Therefore, how to reduce the complexity of time synchronization when the terminal is switched from the sleep mode to the normal operating mode, and further reduce the complexity and power consumption of the system of the terminal becomes a problem that needs to be solved at present.

Disclosure of Invention

In order to solve the above problems, the clock frequency compensation method, the system, the electronic device, and the chip provided by the present invention determine the clock frequency compensation value of the terminal entering the next mode through the error compensation value and the automatic frequency control tracking value of the terminal in the current mode, and can compensate the clock frequency of the next mode, so that the time synchronization complexity can be reduced when the terminal is switched from the sleep mode to the normal operation mode in the next mode, and the complexity and the power consumption of the system of the terminal can be further reduced.

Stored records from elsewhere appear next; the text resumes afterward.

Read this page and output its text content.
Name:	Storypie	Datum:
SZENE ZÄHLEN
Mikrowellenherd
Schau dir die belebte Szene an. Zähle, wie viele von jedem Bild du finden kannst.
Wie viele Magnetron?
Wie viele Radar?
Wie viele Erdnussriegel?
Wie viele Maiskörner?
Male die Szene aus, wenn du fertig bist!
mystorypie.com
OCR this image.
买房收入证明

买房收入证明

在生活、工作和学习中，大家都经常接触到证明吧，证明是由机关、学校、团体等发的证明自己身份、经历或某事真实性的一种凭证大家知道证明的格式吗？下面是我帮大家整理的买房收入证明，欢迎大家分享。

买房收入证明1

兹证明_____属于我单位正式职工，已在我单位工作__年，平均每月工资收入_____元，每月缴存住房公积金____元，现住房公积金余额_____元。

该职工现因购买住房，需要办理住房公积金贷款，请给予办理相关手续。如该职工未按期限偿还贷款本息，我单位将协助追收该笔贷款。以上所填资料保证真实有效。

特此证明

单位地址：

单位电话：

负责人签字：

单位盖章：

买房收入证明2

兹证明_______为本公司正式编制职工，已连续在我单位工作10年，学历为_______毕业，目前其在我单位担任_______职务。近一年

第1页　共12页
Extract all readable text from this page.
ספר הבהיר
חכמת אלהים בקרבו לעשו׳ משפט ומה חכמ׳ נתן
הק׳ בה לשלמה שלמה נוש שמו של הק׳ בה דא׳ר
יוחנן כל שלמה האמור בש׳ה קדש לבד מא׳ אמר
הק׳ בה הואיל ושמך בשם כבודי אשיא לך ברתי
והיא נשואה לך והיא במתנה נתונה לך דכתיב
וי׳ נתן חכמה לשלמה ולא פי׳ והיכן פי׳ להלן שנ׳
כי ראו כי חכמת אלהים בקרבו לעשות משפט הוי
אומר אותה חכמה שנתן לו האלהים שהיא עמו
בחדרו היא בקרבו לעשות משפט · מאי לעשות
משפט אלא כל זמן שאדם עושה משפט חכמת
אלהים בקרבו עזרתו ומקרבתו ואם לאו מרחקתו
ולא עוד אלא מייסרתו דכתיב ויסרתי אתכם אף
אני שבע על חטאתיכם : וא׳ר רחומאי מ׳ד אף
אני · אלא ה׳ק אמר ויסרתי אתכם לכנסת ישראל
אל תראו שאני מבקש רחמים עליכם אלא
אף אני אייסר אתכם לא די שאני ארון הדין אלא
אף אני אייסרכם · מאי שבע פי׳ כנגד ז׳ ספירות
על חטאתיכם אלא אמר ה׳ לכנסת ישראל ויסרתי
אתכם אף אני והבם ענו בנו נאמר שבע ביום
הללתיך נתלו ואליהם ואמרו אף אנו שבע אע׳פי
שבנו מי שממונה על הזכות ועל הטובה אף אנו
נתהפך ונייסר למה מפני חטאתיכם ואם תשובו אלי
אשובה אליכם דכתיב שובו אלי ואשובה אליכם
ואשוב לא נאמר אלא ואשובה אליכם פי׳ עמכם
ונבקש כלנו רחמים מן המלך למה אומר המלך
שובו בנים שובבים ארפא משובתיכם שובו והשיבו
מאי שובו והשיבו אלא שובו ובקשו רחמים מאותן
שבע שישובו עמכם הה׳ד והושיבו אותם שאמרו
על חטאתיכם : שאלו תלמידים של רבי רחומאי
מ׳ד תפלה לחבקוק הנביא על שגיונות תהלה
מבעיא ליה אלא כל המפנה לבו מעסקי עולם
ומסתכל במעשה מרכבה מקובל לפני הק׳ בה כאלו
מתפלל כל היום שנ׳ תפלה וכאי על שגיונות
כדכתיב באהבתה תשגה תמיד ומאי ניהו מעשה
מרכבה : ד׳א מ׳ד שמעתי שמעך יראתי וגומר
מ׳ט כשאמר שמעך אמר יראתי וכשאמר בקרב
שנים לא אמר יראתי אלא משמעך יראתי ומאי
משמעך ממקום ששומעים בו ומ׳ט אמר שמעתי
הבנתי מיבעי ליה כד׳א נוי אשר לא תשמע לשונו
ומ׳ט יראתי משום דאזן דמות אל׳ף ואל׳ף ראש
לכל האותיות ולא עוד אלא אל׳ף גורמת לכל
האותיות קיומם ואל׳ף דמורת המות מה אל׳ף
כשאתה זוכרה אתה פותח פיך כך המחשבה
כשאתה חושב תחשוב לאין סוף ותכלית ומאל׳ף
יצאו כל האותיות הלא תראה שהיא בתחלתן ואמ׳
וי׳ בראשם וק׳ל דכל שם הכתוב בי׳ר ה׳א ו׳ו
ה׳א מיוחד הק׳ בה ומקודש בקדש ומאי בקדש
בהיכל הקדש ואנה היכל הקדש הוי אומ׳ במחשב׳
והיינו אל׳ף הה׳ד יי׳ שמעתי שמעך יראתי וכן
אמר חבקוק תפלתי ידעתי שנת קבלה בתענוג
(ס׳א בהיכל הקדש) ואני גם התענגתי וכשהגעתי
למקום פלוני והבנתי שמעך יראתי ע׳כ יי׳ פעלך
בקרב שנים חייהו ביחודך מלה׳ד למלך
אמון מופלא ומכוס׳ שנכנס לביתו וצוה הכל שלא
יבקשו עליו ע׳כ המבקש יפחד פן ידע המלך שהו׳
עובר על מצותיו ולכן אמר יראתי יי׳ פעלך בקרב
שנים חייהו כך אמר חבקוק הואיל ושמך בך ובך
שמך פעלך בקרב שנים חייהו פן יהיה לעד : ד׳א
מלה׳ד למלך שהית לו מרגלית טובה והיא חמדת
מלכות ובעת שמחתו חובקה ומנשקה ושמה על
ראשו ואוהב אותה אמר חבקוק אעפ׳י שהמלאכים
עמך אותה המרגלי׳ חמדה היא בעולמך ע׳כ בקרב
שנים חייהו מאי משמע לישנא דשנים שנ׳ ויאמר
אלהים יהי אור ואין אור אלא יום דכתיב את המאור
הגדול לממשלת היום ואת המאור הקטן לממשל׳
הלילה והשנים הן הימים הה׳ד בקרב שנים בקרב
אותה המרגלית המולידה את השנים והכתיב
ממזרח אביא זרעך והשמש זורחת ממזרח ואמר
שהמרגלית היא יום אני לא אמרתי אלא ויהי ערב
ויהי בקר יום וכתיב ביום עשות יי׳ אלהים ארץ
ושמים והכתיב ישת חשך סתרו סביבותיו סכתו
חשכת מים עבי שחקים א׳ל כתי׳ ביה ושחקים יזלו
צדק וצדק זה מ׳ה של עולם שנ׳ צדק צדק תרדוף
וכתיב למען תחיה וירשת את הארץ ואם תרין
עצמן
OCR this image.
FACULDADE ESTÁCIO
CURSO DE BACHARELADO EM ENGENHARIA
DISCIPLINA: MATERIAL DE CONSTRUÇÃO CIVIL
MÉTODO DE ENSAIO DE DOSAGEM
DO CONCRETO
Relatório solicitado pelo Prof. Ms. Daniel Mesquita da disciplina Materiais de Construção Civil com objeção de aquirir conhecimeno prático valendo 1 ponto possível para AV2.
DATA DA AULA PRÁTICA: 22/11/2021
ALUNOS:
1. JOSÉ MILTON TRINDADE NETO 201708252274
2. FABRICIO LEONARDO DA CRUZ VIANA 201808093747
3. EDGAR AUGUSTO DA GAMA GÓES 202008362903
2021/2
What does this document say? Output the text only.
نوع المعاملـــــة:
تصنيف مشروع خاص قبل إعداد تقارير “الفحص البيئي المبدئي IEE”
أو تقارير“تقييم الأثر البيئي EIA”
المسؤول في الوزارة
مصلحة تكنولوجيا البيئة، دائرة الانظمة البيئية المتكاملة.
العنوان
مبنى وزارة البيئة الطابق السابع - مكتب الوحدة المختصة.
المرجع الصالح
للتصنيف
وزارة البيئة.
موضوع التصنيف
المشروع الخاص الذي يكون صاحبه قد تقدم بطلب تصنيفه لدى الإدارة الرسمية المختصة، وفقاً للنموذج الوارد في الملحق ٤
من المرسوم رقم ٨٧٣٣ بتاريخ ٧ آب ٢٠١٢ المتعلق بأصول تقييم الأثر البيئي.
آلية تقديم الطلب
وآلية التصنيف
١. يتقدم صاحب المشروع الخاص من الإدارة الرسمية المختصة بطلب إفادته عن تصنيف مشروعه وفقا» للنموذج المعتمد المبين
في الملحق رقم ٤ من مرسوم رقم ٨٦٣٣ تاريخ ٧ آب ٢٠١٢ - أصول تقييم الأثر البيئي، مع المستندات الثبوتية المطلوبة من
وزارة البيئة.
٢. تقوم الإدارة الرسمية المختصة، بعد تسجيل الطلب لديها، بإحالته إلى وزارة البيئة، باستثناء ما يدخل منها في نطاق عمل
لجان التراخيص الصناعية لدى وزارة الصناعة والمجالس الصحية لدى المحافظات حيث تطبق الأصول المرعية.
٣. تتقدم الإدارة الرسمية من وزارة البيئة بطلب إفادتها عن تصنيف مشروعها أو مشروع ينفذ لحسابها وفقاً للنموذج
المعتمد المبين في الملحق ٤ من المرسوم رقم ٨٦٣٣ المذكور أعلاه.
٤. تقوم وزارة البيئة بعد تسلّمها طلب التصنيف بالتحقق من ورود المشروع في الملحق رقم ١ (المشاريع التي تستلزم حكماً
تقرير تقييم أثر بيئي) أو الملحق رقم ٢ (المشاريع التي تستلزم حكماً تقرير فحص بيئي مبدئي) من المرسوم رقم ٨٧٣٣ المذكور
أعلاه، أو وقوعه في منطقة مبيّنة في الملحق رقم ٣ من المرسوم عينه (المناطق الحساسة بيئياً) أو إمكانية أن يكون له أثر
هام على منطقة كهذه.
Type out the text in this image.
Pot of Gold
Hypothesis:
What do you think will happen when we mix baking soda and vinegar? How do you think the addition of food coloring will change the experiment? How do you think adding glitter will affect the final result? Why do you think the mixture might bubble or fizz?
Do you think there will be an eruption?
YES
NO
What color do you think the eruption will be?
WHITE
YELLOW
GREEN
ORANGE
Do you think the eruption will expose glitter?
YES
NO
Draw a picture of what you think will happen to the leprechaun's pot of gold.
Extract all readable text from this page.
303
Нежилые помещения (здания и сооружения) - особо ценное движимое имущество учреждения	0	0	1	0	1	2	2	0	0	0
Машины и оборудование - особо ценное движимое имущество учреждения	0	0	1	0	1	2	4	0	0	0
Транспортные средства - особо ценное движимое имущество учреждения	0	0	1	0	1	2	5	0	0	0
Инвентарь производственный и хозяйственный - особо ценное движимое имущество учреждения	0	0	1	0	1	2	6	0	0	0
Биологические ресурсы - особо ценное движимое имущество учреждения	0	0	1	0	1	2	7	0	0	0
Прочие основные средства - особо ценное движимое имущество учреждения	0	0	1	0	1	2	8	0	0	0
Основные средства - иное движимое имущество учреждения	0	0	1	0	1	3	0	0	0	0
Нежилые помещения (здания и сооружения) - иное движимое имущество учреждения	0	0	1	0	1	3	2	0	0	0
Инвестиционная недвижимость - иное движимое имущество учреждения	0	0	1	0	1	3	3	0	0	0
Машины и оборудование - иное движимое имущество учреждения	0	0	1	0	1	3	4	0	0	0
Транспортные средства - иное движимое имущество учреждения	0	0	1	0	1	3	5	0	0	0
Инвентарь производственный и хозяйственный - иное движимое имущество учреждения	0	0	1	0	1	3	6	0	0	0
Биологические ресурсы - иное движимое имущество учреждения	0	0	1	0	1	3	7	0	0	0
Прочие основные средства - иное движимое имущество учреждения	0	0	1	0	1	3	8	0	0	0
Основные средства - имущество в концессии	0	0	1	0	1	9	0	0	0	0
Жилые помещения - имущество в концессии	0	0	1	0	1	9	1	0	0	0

In a first aspect, the present invention provides a method for clock frequency compensation, comprising:

acquiring a time deviation value;

calculating an error compensation value according to the time deviation value, the sampling rate of the terminal in the current mode and the dormancy duration of the terminal in the last mode, wherein the current mode is a normal working mode, and the last mode is a mode in which the terminal is converted into the dormancy mode;

determining a clock frequency compensation value of the terminal entering a next mode according to the error compensation value and an automatic frequency control tracking value of the terminal in the current mode, wherein the next mode is a sleep mode;

and compensating the clock frequency of the terminal in the next mode according to the clock frequency compensation value.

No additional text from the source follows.